Nusakambangan ditetapkan sebagai pulau penjara oleh Hindia Belanda melalui Ordonasi Staatblad Nomor 25 Tanggal 10 Agustus 1912. Kewenangan pulau itu diserahkan kepada Departemen Van Justitie (Departemen Kehakiman), yang sekarang menjadi Kemenkumham.
Ada delapan penjara di Nusakambangan, yakni Nirbaya dan Karanganyar (1912), Batu dan Gliger (1925), Besi (1927), Permisan (1928), Karang Tengah dan Limus Buntu (1935), LP Kembangkuning (1950), Pasir Putih dan Terbuka (2007), serta LP Narkotika (2008). Sebagian besar penjara yang dibangun pada era Hindia Belanda tak difungsikan lagi, kecuali LP Permisan, Batu, dan Besi.
Sisa kejayaan benteng Belanda di Nusakambangan masih bisa disaksikan. Salah satunya Benteng Karang Bolong di Nusakambangan timur. Setelah menyeberang dengan perahu nelayan dari Teluk Penyu, butuh sekitar 30 menit jalan kaki melintasi area hutan hingga sampai di benteng ini. Sekilas benteng itu tinggal puing-puing yang sudah ditumbuhi semak belukar dengan belitan akar pohon di dindingnya. "Mengingatkan pada bangunan Angkor Wat di Kamboja," kata Evgenia (30), wisatawan asal Selandia Baru.
Strategis
Heri Prayitno (56), pemandu wisata di Nusakambangan, mengatakan, benteng seluas 6.000 meter persegi itu didirikan enam lantai di bawah tanah. Benteng ini strategis karena dari bagian atas bisa melihat laut lepas sekaligus mengawasi jalur masuk ke pelabuhan. Benteng juga terhubung terowongan dalam laut dengan Benteng Pendem di Semenanjung Cilacap.

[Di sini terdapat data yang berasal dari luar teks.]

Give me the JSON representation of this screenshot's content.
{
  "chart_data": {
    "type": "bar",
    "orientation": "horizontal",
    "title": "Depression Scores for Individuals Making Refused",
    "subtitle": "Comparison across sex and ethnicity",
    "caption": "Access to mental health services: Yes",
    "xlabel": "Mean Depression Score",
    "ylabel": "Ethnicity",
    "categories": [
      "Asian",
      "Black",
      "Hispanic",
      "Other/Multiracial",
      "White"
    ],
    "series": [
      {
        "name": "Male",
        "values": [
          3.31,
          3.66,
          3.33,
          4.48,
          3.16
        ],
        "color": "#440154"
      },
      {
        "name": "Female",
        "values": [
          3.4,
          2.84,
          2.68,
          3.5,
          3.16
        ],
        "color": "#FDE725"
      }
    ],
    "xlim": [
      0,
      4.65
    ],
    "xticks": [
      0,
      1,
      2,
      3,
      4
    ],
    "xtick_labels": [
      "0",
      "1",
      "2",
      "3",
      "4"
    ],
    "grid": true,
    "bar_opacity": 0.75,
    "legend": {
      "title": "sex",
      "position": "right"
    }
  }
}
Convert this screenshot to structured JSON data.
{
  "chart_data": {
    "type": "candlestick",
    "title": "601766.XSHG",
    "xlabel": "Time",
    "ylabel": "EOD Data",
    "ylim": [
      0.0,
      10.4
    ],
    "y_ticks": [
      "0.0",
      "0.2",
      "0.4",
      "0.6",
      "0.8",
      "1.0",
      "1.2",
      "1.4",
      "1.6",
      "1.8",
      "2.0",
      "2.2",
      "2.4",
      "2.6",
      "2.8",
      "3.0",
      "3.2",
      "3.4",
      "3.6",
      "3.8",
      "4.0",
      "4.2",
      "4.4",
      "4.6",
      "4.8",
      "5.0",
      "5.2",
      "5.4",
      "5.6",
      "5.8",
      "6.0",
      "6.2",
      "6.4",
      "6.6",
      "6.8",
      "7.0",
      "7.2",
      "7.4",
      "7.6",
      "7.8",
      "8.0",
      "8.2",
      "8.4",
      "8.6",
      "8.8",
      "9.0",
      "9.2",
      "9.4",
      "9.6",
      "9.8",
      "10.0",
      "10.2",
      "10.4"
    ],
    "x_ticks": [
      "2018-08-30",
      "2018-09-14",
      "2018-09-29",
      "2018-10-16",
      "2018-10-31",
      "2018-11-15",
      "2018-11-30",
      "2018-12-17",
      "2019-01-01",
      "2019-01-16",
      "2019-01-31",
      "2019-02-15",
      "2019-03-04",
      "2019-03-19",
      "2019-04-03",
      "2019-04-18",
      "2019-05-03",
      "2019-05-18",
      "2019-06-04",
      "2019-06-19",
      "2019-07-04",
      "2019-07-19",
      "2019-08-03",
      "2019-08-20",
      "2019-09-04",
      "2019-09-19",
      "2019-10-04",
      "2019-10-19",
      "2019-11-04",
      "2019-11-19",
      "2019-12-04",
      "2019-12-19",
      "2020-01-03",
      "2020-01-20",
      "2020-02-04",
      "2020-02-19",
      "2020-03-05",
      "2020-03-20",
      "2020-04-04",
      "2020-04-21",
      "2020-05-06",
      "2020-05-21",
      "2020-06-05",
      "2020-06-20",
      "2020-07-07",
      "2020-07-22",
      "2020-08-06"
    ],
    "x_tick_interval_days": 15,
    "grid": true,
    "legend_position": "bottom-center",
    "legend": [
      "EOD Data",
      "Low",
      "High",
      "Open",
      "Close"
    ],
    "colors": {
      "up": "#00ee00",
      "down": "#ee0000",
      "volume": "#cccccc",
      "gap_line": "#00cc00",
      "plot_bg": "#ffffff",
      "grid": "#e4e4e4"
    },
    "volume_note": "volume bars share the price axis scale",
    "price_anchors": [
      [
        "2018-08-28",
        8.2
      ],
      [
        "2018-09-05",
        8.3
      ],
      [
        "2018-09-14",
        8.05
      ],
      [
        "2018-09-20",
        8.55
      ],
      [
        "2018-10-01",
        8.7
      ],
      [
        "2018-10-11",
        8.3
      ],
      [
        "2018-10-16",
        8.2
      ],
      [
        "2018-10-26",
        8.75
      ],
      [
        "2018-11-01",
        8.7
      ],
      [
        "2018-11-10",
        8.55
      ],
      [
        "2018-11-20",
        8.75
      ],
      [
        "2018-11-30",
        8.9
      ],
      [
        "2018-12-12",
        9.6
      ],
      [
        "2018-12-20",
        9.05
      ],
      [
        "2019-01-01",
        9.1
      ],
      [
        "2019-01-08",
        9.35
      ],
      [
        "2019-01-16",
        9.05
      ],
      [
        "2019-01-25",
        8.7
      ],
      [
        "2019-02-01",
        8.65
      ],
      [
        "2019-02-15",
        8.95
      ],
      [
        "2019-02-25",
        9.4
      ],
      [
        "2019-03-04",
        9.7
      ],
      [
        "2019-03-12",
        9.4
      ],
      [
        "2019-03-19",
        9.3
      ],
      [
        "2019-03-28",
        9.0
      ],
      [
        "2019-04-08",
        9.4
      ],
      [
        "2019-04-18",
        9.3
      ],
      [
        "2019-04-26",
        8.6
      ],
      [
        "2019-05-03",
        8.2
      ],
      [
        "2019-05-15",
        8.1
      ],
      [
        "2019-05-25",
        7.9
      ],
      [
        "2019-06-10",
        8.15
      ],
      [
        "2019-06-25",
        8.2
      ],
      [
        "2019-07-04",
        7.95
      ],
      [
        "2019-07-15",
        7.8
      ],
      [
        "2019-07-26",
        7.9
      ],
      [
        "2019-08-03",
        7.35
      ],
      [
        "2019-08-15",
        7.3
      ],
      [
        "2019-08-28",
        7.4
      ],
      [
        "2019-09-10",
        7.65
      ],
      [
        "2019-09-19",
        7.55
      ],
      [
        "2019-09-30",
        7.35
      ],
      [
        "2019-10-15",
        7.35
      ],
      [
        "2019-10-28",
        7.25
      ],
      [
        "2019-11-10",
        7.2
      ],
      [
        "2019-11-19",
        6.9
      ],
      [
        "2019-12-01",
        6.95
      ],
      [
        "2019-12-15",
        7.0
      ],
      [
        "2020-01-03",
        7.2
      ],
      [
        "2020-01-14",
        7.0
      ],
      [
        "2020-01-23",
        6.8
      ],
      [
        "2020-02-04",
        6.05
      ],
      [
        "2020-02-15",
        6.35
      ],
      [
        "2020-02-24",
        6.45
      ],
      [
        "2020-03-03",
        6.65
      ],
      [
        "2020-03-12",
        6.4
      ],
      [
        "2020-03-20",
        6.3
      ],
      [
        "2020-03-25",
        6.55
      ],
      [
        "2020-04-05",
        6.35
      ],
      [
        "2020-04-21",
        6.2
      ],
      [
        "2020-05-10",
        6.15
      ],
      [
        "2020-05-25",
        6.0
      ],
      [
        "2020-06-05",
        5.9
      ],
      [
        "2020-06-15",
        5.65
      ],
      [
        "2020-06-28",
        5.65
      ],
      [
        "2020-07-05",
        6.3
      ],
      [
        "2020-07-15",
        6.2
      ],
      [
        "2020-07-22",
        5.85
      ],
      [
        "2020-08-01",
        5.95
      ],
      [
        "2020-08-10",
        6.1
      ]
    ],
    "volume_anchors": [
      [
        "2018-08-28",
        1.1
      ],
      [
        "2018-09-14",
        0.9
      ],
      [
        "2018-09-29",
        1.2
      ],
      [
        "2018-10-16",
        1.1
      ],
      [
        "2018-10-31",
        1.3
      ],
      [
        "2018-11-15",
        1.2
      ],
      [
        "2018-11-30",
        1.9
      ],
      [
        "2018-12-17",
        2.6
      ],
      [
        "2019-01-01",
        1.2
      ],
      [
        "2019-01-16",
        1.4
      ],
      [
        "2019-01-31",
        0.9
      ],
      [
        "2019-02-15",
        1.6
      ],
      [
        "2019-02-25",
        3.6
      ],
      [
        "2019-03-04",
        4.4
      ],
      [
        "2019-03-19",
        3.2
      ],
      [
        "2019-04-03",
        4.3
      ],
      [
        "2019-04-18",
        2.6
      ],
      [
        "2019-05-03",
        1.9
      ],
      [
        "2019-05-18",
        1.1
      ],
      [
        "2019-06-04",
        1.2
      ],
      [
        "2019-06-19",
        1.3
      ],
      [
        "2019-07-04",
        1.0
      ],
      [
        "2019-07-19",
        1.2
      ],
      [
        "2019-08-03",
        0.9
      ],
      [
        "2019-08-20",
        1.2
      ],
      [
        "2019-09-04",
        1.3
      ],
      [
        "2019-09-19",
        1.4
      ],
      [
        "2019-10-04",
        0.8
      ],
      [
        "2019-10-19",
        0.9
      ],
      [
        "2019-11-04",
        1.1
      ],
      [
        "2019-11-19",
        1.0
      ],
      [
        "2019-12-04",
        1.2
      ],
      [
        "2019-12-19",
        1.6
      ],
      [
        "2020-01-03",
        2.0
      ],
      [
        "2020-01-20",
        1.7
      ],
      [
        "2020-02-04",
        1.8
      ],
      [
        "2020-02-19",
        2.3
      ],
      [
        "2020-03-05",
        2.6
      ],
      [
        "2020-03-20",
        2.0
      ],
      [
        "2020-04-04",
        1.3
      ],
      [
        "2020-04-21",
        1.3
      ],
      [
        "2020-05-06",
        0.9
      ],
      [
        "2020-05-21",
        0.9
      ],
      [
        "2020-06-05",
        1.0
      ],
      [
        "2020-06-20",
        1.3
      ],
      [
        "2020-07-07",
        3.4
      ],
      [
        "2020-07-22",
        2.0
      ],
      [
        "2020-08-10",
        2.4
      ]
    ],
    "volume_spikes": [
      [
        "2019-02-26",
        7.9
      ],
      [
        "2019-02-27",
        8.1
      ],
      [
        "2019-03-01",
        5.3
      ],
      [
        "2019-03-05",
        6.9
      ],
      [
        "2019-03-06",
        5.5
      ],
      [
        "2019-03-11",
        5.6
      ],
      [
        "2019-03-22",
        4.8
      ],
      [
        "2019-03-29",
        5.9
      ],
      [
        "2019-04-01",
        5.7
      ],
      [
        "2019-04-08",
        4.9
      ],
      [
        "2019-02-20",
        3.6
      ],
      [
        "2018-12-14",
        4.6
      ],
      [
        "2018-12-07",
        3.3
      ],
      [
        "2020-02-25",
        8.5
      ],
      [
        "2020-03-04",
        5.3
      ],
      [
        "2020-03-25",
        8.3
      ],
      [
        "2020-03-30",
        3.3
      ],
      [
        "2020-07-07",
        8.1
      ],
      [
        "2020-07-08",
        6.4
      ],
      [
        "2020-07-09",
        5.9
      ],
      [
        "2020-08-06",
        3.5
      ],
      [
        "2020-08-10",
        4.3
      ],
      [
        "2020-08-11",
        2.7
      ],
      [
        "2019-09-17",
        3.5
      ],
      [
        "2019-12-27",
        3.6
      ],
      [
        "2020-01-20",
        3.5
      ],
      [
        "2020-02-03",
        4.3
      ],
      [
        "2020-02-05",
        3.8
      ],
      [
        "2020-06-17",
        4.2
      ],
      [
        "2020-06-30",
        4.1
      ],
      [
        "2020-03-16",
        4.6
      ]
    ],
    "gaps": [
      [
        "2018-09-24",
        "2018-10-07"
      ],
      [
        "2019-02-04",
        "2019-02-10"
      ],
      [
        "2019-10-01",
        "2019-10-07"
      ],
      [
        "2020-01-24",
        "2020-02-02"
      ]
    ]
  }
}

Walau potensinya tak terawat sepenuhnya, Kepala Divisi Pemasyarakatan Kantor Wilayah Kemenkumham Jateng Hermawan Yunianto menegaskan, saat ini Nusakambangan masih menjadi pulau tertutup dan hanya difungsikan sebagai penjara.
Namun, Bupati Cilacap Tatto Suwarto Pamudji berpandangan, pengelolaan wisata dan pengamanan penjara dapat dijalankan beriring tanpa saling mengganggu. Potensi Nusakambangan harus dikembangkan dan bermanfaat bagi masyarakat.